Comme la quantité de monnaie émise est le fait des autorités monétaires
(exogène), elle est,
par nature, instable.
Le
revenu monétaire est principalement affecté à court et à long terme par les
variations nominales de la quantité nominale de monnaie. Pour les monétaristes,
c’est à long terme
que la dichotomie entre le réel et le monétaire est réaffirmée.
Donc, la longue période
permet aux monétaristes de soutenir la TQM et la relation
monnaie-prix : tout excédent de monnaie engendre à long terme une hausse
du niveau général des prix et donc de l’inflation.
Dans la
théorie classique de la politique monétaire, lorsque cette dernière fait
augmenter la production, cela tient à ce que la politique entraîne une baisse
du taux d'intérêt.
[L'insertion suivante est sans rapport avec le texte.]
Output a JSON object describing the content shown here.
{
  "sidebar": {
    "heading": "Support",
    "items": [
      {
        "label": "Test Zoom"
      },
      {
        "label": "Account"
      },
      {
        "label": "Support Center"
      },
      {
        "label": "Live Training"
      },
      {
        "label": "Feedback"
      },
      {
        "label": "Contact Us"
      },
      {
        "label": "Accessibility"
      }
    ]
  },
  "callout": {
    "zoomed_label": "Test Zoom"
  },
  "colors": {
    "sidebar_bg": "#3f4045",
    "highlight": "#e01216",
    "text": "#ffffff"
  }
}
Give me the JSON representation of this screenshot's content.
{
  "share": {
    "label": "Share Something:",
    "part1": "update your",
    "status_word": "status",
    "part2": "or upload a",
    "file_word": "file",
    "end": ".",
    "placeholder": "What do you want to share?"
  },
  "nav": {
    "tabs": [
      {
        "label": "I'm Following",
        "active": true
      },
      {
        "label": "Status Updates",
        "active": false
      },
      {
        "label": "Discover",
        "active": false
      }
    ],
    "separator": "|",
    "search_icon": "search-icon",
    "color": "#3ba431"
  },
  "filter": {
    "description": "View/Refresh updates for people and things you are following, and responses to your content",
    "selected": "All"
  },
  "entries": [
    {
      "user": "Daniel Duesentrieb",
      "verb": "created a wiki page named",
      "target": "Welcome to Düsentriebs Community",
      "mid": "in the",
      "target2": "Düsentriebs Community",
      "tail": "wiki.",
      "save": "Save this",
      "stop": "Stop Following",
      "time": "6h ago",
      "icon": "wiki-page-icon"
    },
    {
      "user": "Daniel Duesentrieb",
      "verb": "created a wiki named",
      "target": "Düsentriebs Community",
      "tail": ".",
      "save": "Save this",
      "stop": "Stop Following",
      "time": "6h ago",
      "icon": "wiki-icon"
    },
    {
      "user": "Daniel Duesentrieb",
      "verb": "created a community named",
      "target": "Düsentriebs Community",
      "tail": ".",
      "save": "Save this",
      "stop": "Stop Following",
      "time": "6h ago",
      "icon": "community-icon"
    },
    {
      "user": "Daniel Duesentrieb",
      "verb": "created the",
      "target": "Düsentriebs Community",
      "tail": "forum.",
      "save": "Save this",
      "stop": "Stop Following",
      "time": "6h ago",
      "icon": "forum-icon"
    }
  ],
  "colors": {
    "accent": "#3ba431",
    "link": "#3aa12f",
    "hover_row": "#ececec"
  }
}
La politique monétaire est inefficace en période de forte
récession car la courbe de demande
de monnaie est élastique si bien que les
fluctuations de l'offre de monnaie n'entraînent que de faibles variations des
taux d'intérêt. En plus, même de fortes variations des taux d'intérêt ne
provoquent que de faibles variations de l'investissement et donc de la demande
globale.
Ces arguments font l'objet d'un large consensus quant à l'efficacité de
la politique monétaire
en période de récession. Les monétaristes avancent
l'idée que la politique monétaire
affecte uniquement le niveau des prix. Comme
ces derniers sont flexibles, même à
court terme, un accroissement de l'offre de
la monnaie, entraîne une modification du niveau
des prix sans modification de
la production ou de l'emploi.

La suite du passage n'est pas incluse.